TD will no longer be part of the Ombudsman for Banking Services and Investments (OBSI), dealing a considerable setback to the efforts that began in 1996 to operate a single independent dispute resolution service for the sector.

TD becomes the second major bank to pull its retail division from OBSI, after Royal Bank of Canada exited three years ago.

OBSI was created 15 years ago as an independent way for customers to settle disputes with their financial institutions when such matters can’t be resolved with the bank directly. Several major financial institutions have clashed with OBSI over the years, concerned about delays in resolving matters and disagreeing over the amount of settlements that OBSI has demanded from the banks to resolve claims.

“We believe that [ADR]offers a better proposition for our customers,” Paul Huyer, TD Bank Financial Group's Ombudsman, said in an interview, referring specifically to resolving disagreements faster.

ADR figures it can respond in half the time OBSI usually takes on cases that are considered straight-forward matters. OBSI has up to 180 days to respond to disputes and usually does so in 120 days, TD said.

But OBSI disputes that figure, saying it takes on average 59.3 days to handle such cases that are not overly complex or don’t involve extensive research or debate with the bank.

However, the move raises questions about whether the new ombudsman will be at arms-length from TD. OBSI was originally conceived to be completely independent from the financial institutions it deals with.

“We believe they are quite arms-length,” Mr. Huyer said. ADR makes its methods for dispute resolution public, he added.

At least one other major bank doesn't have any intention of leaving OBSI. A spokeswoman for Bank of Nova Scotia said it has not considered making a similar move.

“We believe in the value of an objective point of escalation for customer care and we don't have any immediate plans to change,” Scotiabank spokeswoman Ann DeRabbie said.

OBSI spokesman Tyler Fleming said the TD move is a clear sign that Canada must decide what kind of dispute resolution system it should have for the banking sector.

“OBSI undergoes rigorous independent evaluations of our operations and we are in regular discussions with regulators, among other things,” Mr. Fleming said. “All dispute resolution providers should be subject to the same requirements.”

OBSI is puzzled by TD's complaints that cases weren't being handled fast enough, and said proper handling of complaints takes time.

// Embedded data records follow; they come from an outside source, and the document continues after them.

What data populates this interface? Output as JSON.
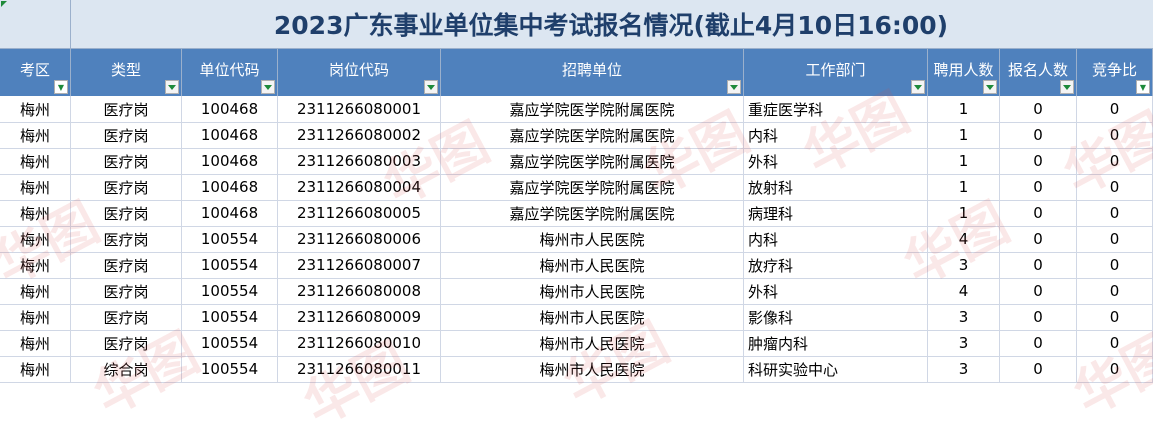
{
  "title": "2023广东事业单位集中考试报名情况(截止4月10日16:00)",
  "columns": [
    "考区",
    "类型",
    "单位代码",
    "岗位代码",
    "招聘单位",
    "工作部门",
    "聘用人数",
    "报名人数",
    "竞争比"
  ],
  "rows": [
    [
      "梅州",
      "医疗岗",
      "100468",
      "2311266080001",
      "嘉应学院医学院附属医院",
      "重症医学科",
      "1",
      "0",
      "0"
    ],
    [
      "梅州",
      "医疗岗",
      "100468",
      "2311266080002",
      "嘉应学院医学院附属医院",
      "内科",
      "1",
      "0",
      "0"
    ],
    [
      "梅州",
      "医疗岗",
      "100468",
      "2311266080003",
      "嘉应学院医学院附属医院",
      "外科",
      "1",
      "0",
      "0"
    ],
    [
      "梅州",
      "医疗岗",
      "100468",
      "2311266080004",
      "嘉应学院医学院附属医院",
      "放射科",
      "1",
      "0",
      "0"
    ],
    [
      "梅州",
      "医疗岗",
      "100468",
      "2311266080005",
      "嘉应学院医学院附属医院",
      "病理科",
      "1",
      "0",
      "0"
    ],
    [
      "梅州",
      "医疗岗",
      "100554",
      "2311266080006",
      "梅州市人民医院",
      "内科",
      "4",
      "0",
      "0"
    ],
    [
      "梅州",
      "医疗岗",
      "100554",
      "2311266080007",
      "梅州市人民医院",
      "放疗科",
      "3",
      "0",
      "0"
    ],
    [
      "梅州",
      "医疗岗",
      "100554",
      "2311266080008",
      "梅州市人民医院",
      "外科",
      "4",
      "0",
      "0"
    ],
    [
      "梅州",
      "医疗岗",
      "100554",
      "2311266080009",
      "梅州市人民医院",
      "影像科",
      "3",
      "0",
      "0"
    ],
    [
      "梅州",
      "医疗岗",
      "100554",
      "2311266080010",
      "梅州市人民医院",
      "肿瘤内科",
      "3",
      "0",
      "0"
    ],
    [
      "梅州",
      "综合岗",
      "100554",
      "2311266080011",
      "梅州市人民医院",
      "科研实验中心",
      "3",
      "0",
      "0"
    ]
  ],
  "watermark": "华图"
}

“TD's Ombudsman has never raised timeliness as an issue for banking complaints and we consistently exceed our timeliness standards for the resolution of banking complaints. However, it does take time to conduct a thorough review of a complaint; from a consumer's perspective, speed is important, but so is quality.”

The retail arms of each major bank are not required to be part of OBSI, and can elect to depart. However, brokerages are required by regulators to resolve disputes through the independent ombudsman. TD’s brokerage arm, TD Waterhouse, is remaining with OBSI.

OBSI was created to have more teeth in pursuing resolutions with the banks, including seeking financial compensation if a customer is able to show the bank had made errors in dealing with accounts. How the amounts of those settlements are determined has always been a sticking point between banks, brokerages and OBSI.

Mr. Huyer said the amount of compensation wasn’t a concern for TD Bank Group in this case, and that the number of times ADR disagrees with TD is expected to be similar to the number of times OBSI sided with customers over the bank.

TD Bank Group has about 40 cases still being handled by OBSI. Some of those will likely be resolved with OBSI, while others may transfer to ADR, Mr. Huyer said.